Estas dificultades tienen lugar en dos planos. El primero consiste en no distinguir entre las maneras formales y las coloquiales de expresión. Se ve muy claro, por ejemplo, en las vestimentas de muchos asesores. Como probablemente piensan que la comodidad es el principio supremo de la vida, deambulan por La Moneda como si estuvieran en un camping. Aquí también influye su afán por mostrarse distintos, la necesidad de afirmar la propia personalidad rompiendo las reglas propias del mundo de los mayores. Se trata de un rasgo del que participan todas las generaciones, normalmente durante la adolescencia, aunque en este caso adquiere un carácter político.
Además, varios de nuestros gobernantes tienen otro problema: como hemos visto en el episodio de las grabaciones, ellos trivializan el lenguaje vulgar, el garabato. Esto no es lo mismo que el habla coloquial. Uno puede tener gran confianza con sus amigos, pero no por eso actuará como si estuviera afectado por la coprolalia y se hallara condenado a una permanente vulgaridad.
Me dirán que estoy atribuyendo al frenteamplismo un rasgo de época, que en realidad se da en todos los sectores políticos y sociales. Es verdad; sin embargo, no todo el mundo está en La Moneda o en el Ministerio de Relaciones Exteriores. Uno no puede pretender asumir cargos sin entender, al mismo tiempo, que ellos envuelven cierta lógica y engendran determinadas responsabilidades.

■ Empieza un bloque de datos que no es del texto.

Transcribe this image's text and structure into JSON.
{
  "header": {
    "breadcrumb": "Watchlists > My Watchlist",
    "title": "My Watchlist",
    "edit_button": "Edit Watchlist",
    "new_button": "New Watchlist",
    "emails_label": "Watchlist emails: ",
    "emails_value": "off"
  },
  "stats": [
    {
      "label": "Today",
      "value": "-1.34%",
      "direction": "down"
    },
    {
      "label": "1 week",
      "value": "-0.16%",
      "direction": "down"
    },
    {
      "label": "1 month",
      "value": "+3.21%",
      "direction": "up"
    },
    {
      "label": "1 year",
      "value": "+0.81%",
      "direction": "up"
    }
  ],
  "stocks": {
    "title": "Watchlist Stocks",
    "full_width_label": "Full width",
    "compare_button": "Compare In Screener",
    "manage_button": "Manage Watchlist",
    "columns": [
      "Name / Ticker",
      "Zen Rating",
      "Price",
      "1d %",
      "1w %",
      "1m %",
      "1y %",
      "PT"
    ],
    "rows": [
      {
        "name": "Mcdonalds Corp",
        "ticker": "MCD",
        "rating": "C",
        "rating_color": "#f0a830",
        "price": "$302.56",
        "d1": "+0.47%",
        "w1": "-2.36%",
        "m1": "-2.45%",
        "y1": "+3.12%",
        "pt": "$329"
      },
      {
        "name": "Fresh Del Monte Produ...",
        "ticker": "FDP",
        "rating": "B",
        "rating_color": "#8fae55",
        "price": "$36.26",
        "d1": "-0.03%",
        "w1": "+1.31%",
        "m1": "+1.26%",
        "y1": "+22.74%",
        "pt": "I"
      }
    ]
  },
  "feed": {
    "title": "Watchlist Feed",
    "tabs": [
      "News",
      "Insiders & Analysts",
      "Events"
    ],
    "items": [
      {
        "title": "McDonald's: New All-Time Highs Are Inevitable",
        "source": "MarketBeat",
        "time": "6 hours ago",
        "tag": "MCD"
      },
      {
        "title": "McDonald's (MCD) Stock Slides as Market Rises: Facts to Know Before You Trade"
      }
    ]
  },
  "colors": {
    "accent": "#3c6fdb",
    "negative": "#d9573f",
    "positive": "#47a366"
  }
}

Imaginar que los cargos son realidades completamente moldeables y que uno puede hacer con ellos lo que quiere puede ser una curiosa manifestación de narcisismo político.
Lo más práctico, en suma, es ser una persona bien educada, que se expresa con corrección de los demás, incluso cuando no están presentes; alguien que habla en privado de un modo que no lo avergonzaría si sus dichos se hicieran públicos. Pero si uno no quiere comportarse de esa manera, entonces tendrá que evitar a toda costa las filtraciones o los micrófonos abiertos. Si no hace ni una cosa ni la otra, entonces, que no se sorprenda si pasa continuos desagrados.
Así, no es casual que sea precisamente en el campo de las relaciones exteriores donde más se notan los desaciertos gubernativos. Todos nos equivocamos en la vida; sin embargo, la gente que desprecia las formas fallará constantemente allí donde ellas importan especialmente. Resulta obvio que si soy malo para las matemáticas no podré ser buen ingeniero. Las relaciones entre países exigen de manera muy especial ciertas habilidades, pero nuestras autoridades frenteamplistas carecen de ellas y, lo que es peor, las desprecian. Los episodios del último tiempo no constituyen una casualidad, sino una consecuencia necesaria de un modo de entender al individuo y la vida en sociedad. Aunque parezca paradójico, el mundo frenteamplista está impregnado de individualismo, y por eso es tan insensible a cualquier lógica que sea distinta de la propia. En este contexto, los conflictos se tornan inevitables.
Las formas no son meros formalismos. Ellas constituyen ciertas reglas que permiten alcanzar un nivel mínimo en este juego en que consiste la vida social. Son cambiantes, pero eso no significa que sean caprichosas; evolucionan, si bien de manera gradual. Tal como sería absurdo llamar “evolución del lenguaje” a las meras faltas de ortografía, no corresponde denominar “desprolijidades” a las cosas mal hechas o a la simple carencia de buen gusto.
De más está decir que las formas no se agotan en el lenguaje o la vestimenta. También la vida republicana supone ciertas formas. Ellas incluyen el respeto por los procedimientos institucionales, el saber distinguir, por ejemplo, entre lo que es propio de un régimen parlamentario y aquello que es inaceptable en un sistema presidencial. Así, abusar de las acusaciones constitucionales –que deben reservarse para casos de carácter muy excepcional– es también una falta de respeto de las formas que enrarece nuestra convivencia. Al parecer, nuestras izquierdas y derechas necesitan un poco de estética política.